Dec 31, 2020

The more things change... Part II

 I wrote a 10-year review post ten years ago and given all that has transpired since then, it seems like a good idea to revisit the theme...

Reading that earlier post, I smile, because what seemed like big leaps then, turns out to have been the first few confident steps in this funny journey called life...

A lot has happened in these past 10 years...

Bought a house in 2012. Vowed never to undergo that horrifying experience again. And like everything else that I told myself I'd never do, went ahead and bought another in 2018 and sold the first. At a notional profit and a real loss. 

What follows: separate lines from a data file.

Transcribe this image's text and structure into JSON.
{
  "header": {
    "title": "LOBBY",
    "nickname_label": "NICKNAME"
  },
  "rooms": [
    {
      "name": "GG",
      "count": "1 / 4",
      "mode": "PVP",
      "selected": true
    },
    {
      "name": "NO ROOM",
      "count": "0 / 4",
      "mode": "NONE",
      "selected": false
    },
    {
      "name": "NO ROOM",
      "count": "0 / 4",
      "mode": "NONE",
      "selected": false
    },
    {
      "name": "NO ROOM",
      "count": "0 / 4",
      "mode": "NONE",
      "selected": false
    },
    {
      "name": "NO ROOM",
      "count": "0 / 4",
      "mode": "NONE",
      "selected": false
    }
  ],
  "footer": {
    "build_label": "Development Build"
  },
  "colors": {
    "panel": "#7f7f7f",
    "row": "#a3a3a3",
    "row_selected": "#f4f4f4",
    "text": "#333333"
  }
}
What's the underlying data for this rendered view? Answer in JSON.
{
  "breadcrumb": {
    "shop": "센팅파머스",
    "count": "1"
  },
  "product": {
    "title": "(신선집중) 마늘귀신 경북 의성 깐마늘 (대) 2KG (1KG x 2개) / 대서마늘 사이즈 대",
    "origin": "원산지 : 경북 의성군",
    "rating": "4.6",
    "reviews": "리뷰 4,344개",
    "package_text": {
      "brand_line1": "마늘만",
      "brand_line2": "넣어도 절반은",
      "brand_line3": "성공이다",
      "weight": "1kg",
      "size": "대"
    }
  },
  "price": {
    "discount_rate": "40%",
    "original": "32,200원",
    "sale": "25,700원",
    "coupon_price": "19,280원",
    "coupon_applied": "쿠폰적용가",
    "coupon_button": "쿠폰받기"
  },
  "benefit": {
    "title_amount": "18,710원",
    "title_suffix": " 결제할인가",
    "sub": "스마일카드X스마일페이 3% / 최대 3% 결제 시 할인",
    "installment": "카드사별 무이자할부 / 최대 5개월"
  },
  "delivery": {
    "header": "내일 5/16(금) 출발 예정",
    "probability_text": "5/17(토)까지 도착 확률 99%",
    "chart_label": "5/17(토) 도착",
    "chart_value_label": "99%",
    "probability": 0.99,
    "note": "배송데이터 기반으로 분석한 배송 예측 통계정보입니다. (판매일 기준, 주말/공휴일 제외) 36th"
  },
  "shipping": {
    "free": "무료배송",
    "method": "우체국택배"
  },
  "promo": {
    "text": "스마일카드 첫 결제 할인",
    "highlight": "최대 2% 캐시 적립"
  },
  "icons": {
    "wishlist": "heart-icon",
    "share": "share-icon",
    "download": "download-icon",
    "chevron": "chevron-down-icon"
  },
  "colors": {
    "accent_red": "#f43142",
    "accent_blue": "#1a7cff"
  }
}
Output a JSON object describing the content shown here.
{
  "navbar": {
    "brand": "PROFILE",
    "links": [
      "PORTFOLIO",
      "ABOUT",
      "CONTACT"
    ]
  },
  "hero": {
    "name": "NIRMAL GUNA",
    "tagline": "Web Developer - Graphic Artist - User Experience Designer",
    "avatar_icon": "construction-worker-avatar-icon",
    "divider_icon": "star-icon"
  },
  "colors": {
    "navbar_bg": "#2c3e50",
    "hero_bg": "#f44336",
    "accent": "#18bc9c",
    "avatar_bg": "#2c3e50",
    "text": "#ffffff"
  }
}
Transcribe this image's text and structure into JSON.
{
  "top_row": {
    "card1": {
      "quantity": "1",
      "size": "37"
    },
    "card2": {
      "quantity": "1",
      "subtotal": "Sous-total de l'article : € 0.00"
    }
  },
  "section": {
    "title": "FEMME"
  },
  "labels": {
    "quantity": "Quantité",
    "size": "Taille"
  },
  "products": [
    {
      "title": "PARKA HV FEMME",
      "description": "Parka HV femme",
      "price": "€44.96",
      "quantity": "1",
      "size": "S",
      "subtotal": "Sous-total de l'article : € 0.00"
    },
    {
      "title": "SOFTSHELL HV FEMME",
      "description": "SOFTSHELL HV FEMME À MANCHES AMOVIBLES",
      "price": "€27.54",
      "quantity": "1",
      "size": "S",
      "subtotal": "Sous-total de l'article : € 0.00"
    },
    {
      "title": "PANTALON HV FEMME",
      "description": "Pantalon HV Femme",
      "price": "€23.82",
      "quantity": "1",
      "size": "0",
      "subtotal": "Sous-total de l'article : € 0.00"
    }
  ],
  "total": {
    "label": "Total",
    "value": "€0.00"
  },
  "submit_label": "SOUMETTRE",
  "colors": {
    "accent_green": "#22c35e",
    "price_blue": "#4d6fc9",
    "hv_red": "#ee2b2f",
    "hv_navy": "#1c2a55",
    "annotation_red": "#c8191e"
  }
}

Dreamt I would no longer have to deal with idiot Mumbai house owners and those cunning real estate brokers. Ended up in a rental after buying the first house anyway. Moved houses 4 times in this decade alone, and ended up in a place where I have told myself that I will stay put for the next decade and a half. Let's see how that pans out.

Went on my first foreign vacation. And then followed it up with many more, once I realized that meeting people and going to different places were more fun than I had imagined. Briefly became that irritating idiot who spouts the 'collecting experiences and forming memories are more important that accumulating stuff' nonsense while doing both anyways. But I did form some good memories. And some hazy ones because I had imbibed too much spirit to remember stuff. 

While I am usually careful with my money, vacations are my kryptonite. I started my first one with a detailed note on every cent spent, but over time, I have ended up splurging like a millionaire, with only a vague idea of who ripped me off. Have told myself that I shall continue to wander because as the last touristy knick-knack I bought reads "We travel not to escape life, but for life not to escape us". Let's see how that pans out.

Ran a few half marathons. Dreamt about a marathon. But I soon got bored of it. Tried exercise, but I simply don't have the mental discipline to stick to a proper workout regime. As I grow older, and with a hereditary history of diabetes (or what we call parambarai sotthu), I have promised myself that I will get fitter. Let's see how that pans out.

Changed jobs without changing my company, and worried about it. Then changed company without changing my job, and worried about that too. Stepped on to the Board of some portfolio companies, and worried about that too. Joked about attending 'bored meetings', as humour is nothing but a mask for underlying worries. And learnt that I tend to worry about stuff I can't control, when it comes to work and jobs, and it is time that I learn not to worry. Let's see how that pans out.

Dealt with the loss of my father. The emotional low point of this decade. I promised myself that I will do him proud. Still struggling with this, but I have made a small start. A few kids got their college fees paid, and they would never know that it was to honor the memory of a fine gentleman they never had the fortune to meet. And that is the way he would have liked it. I have promised myself that this is something that will grow much bigger in future. Let's see how that pans out.

Used to rant on V-day, whining about how girls were so myopic that they failed to see my charm. And then, gloated about charming this wonderful girl into marrying me while secretly being grateful that she was myopic enough to not see how great she was. The emotional high point of this decade. However, have told myself that I shall continue the V-day thing, because, tradition. Let's see how that pans out.

A lot has changed. Some things remain the same.

It's been an amazing ten years. Bring on the next 10! Happy New Year!